その後、学生運動は内ゲバ化して私は一時かなり虚無的になりました。授業には相変わらず出ずに、大学図書館にこもって朝から晩まで勉強していました。ですから、大学時代は雑学で、しかも独学で、興味のある切実な問題を考える本を読んでいました。昼食を抜くこともよくありました。ただ、文学部の哲学史の講義だけは聴講して、デカルト、スピノザ、ロック、ヒュームからカント、ヘーゲル、ハイデガー等の、講義に出る多数の哲学者の著書を、岩波文庫を中心に全部読みました。それと友人に誘われて入ったのが、日本経済史の正田健一郎先生のゼミナールです。
大学院では、イギリス経済史の小松芳喬先生にも教わり、その紹介でオックスフォード大学に留学してピーター・マサイアス先生の下で学びました。今振り返ると、オックスフォード時代も勉強しましたが、食事はきちんと大学の寮でとっていたので、やはり大学時代の4年間は、いつも腹をすかして、涙をこらえながら勉強していた感があります。ちなみに、大学時代の最初の下宿は、買い集めた本の重みで床が抜けそうになり、次に移った下宿では、本当に床が抜けてしまいました(笑)。
――最近は、お忙しくてなかなか読書の時間もとれないと思いますが、将来的に取り組みたい研究テーマがあれば教えてください。
川勝氏:早起きを心がけ、朝は大体3時から5時の間に起きて、朝食前まで勉強しています。つまり「勉強は朝飯前!」。早朝だけが自分の時間で、あとはすべて公務に捧げています。それでも静岡県知事になってから、昨年刊行された『「鎖国」と資本主義』(藤原書店)など、単行本4冊、共著を入れると5冊出しました。

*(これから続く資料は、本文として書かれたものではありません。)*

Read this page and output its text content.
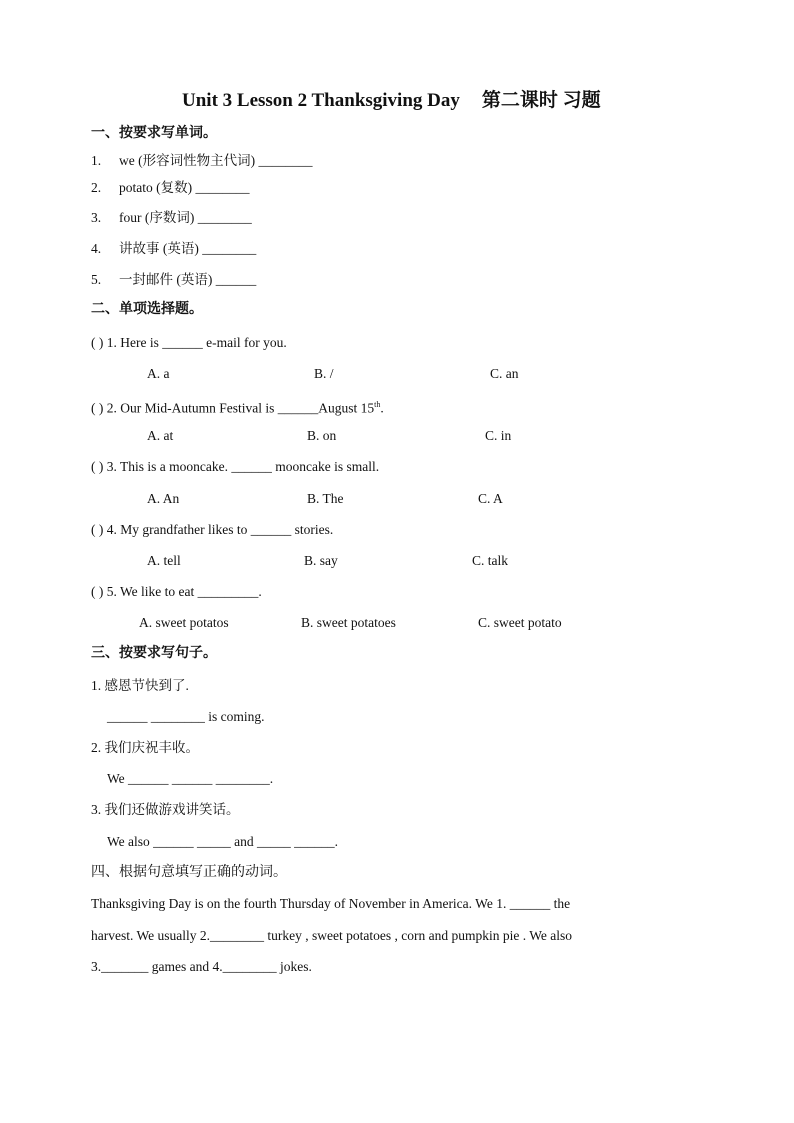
Unit 3 Lesson 2 Thanksgiving Day 第二课时 习题
一、按要求写单词。
1. we (形容词性物主代词) ________
2. potato (复数) ________
3. four (序数词) ________
4. 讲故事 (英语) ________
5. 一封邮件 (英语) ______
二、单项选择题。
( ) 1. Here is ______ e-mail for you.
A. a	B. /	C. an
( ) 2. Our Mid-Autumn Festival is ______August 15th.
A. at	B. on	C. in
( ) 3. This is a mooncake. ______ mooncake is small.
A. An	B. The	C. A
( ) 4. My grandfather likes to ______ stories.
A. tell	B. say	C. talk
( ) 5. We like to eat _________.
A. sweet potatos	B. sweet potatoes	C. sweet potato
三、按要求写句子。
1. 感恩节快到了.
______ ________ is coming.
2. 我们庆祝丰收。
We ______ ______ ________.
3. 我们还做游戏讲笑话。
We also ______ _____ and _____ ______.
四、根据句意填写正确的动词。
Thanksgiving Day is on the fourth Thursday of November in America. We 1. ______ the
harvest. We usually 2.________ turkey , sweet potatoes , corn and pumpkin pie . We also
3._______ games and 4.________ jokes.
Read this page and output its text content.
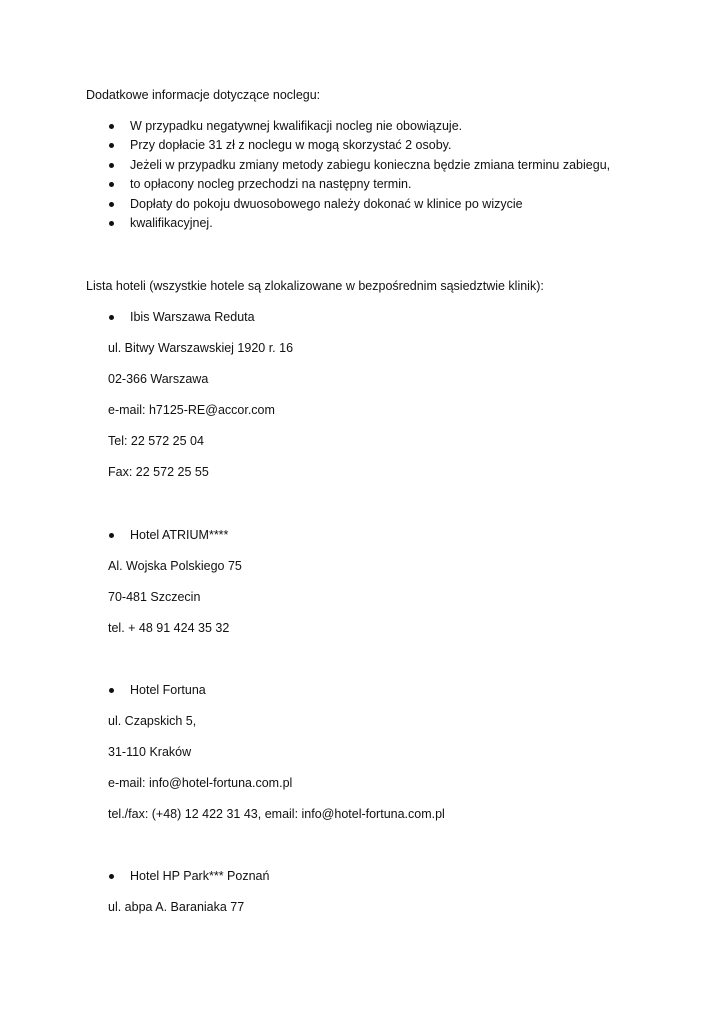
Dodatkowe informacje dotyczące noclegu:
W przypadku negatywnej kwalifikacji nocleg nie obowiązuje.
Przy dopłacie 31 zł z noclegu w mogą skorzystać 2 osoby.
Jeżeli w przypadku zmiany metody zabiegu konieczna będzie zmiana terminu zabiegu,
to opłacony nocleg przechodzi na następny termin.
Dopłaty do pokoju dwuosobowego należy dokonać w klinice po wizycie
kwalifikacyjnej.
Lista hoteli (wszystkie hotele są zlokalizowane w bezpośrednim sąsiedztwie klinik):
Ibis Warszawa Reduta
ul. Bitwy Warszawskiej 1920 r. 16
02-366 Warszawa
e-mail: h7125-RE@accor.com
Tel: 22 572 25 04
Fax: 22 572 25 55
Hotel ATRIUM****
Al. Wojska Polskiego 75
70-481 Szczecin
tel. + 48 91 424 35 32
Hotel Fortuna
ul. Czapskich 5,
31-110 Kraków
e-mail: info@hotel-fortuna.com.pl
tel./fax: (+48) 12 422 31 43, email: info@hotel-fortuna.com.pl
Hotel HP Park*** Poznań
ul. abpa A. Baraniaka 77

最近とくに関心を持っているのは、20歳のころに読んだヤスパース『歴史の起源と目標』で知った世界史の「枢軸時代」。中国の孔子、インドの釈迦、中東の預言者、ギリシャのタレス等の哲学者などがほぼ同時にあらわれた時代です。私は以前『文明の海洋史観』(中公叢書)を書きましたが、現在のテーマは“文明の宗教史観”もしくは“文明の精神史観”とも言えるものです。この時代が後世のさまざまな思想、哲学、宗教の源流となり、現在のキリスト教とイスラム原理主義との宗教的な対立にもつながっています。そういう現代的な関心を持って、2600年ほどのスケールで歴史の問題を掘り下げています。いずれまとめようと思っています。
――今日はご多忙のところ、どうもありがとうございました。
川勝平太(かわかつ・へいた)
第53代静岡県知事。早稲田大学大学院経済学研究科修了。オックスフォード大学D.Phil.専門は比較経済史。早稲田大学政治経済学部教授、国際日本文化研究センター教授、同副所長、NIRA(総合研究開発機構)理事、静岡文化芸術大学学長、同大学理事長を経て現職。主著に『日本文明と近代西洋——「鎖国」再考』(NHKブックス)、『富国有徳論』(紀伊國屋書店、のち中公文庫)、『文明の海洋史観』(中公叢書)、『経済史入門』(日経文庫)、『文化力——日本の底力』(ウェッジ)、『日本の理想ふじのくに』(春秋社)、『資本主義は海洋アジアから』(日経ビジネス人文庫)』など。